We have repeatedly said that its easy to do business in New Zealand. We, however, made a caveat that even though the country ranks first in the World Bank’s Ease of Doing Business report, there are contexts that should be taken into because each country is unique. Doing business does not just involve complying with regulatory requirements, it also, more importantly, means dealing with people – people whose culture may be different from the one you are familiar with.
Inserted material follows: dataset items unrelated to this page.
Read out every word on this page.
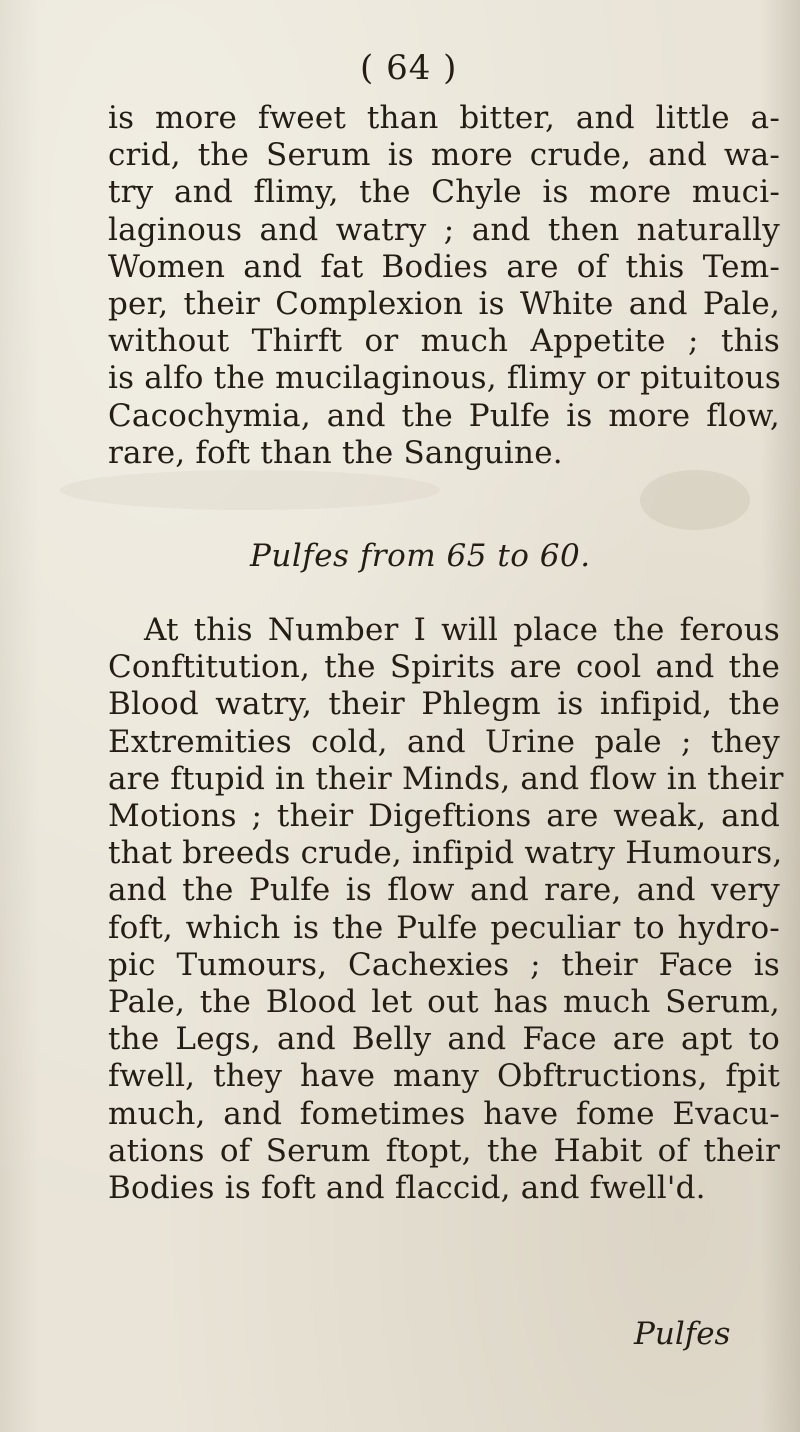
( 64 )
is more fweet than bitter, and little a-
crid, the Serum is more crude, and wa-
try and flimy, the Chyle is more muci-
laginous and watry ; and then naturally
Women and fat Bodies are of this Tem-
per, their Complexion is White and Pale,
without Thirft or much Appetite ; this
is alfo the mucilaginous, flimy or pituitous
Cacochymia, and the Pulfe is more flow,
rare, foft than the Sanguine.
Pulfes from 65 to 60.
At this Number I will place the ferous
Conftitution, the Spirits are cool and the
Blood watry, their Phlegm is infipid, the
Extremities cold, and Urine pale ; they
are ftupid in their Minds, and flow in their
Motions ; their Digeftions are weak, and
that breeds crude, infipid watry Humours,
and the Pulfe is flow and rare, and very
foft, which is the Pulfe peculiar to hydro-
pic Tumours, Cachexies ; their Face is
Pale, the Blood let out has much Serum,
the Legs, and Belly and Face are apt to
fwell, they have many Obftructions, fpit
much, and fometimes have fome Evacu-
ations of Serum ftopt, the Habit of their
Bodies is foft and flaccid, and fwell'd.
Pulfes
When it comes to business-related interactions, New Zealanders, according to Just Landed, are “somewhat reserved” but can be “friendly, outgoing, and social” once you have established a more personal relationship. New Zealanders also value punctuality. To do business in New Zealand, be straightforward. Make decisions based on facts and figures rather than emotions and feelings, the company creating guides for those moving countries wrote. New Zealanders are also averse to exaggerating claims and would rather negotiate using realistic figures. The country has no bargaining culture, so New Zealand businessmen rely on hard data.
New Zealand mainly speaks English but loaded with slang and local languages that can confuse even those who are native English speakers. Facebook is the most popular social media platform and Messenger is the most used messaging app, followed by Skype, WhatsApp, and Viber, in New Zealand, according to Marketing Association. There are 1.9 million people in New Zealand who access Facebook every day, with 1.5 million of these users accessing the site from a mobile device.
WhatsApp, Messenger, Instagram’s Direct, and Viber are fast becoming popular tools for international business communications, not only because it is cheap, but also because it is fast, handy, and instant. Time zone is one of the challenges faced by international companies. Communication is slow because one partner has already opened shop in his time zone while the other is still deep in sleep in his time zone. But with messaging apps, for as long as you connected to the Internet, you can call, conduct meetings, or collaborate at any time of the day, where ever you are.
These messaging apps allow a quick exchange of information necessary to business transactions. To cite an example, New Zealand is 12 hours ahead of Paris. If a customer in Paris needs to see a price list of New Zealand’s macadamia nuts at 8AM Paris time, it would be already 8PM Auckland time. But with messaging apps, the Auckland company can easily share that information with probably just a maximum of 3 button clicks.
More than the ease of conversation and exchange of information, messaging apps foster better engagement between two parties, building deeper relationships and allowing both parties to create tailored solutions to their problems. These apps are personal and nothing will be left unsaid, so to speak, when you are talking person-to-person, as opposed to communicating through emails. Especially in customer-centric industries, like the debt collection industry, engagement is most important to achieve the results who want — collect on unpaid amounts.
Conversational commerce using these messaging apps will soon take a new turn, with the integration of other services into one app, similar to what China’s WeChat does, allowing users to shop, pay, book activities without ever leaving the platform. Although users worry about data security when all of their personal information are in one app, developers are coming up with ways to reduce risks so that technology can work to improve people’s lives, and not the other way around. The world is small and fast, you need to get on with the latest technology if you want to maximize your business opportunities.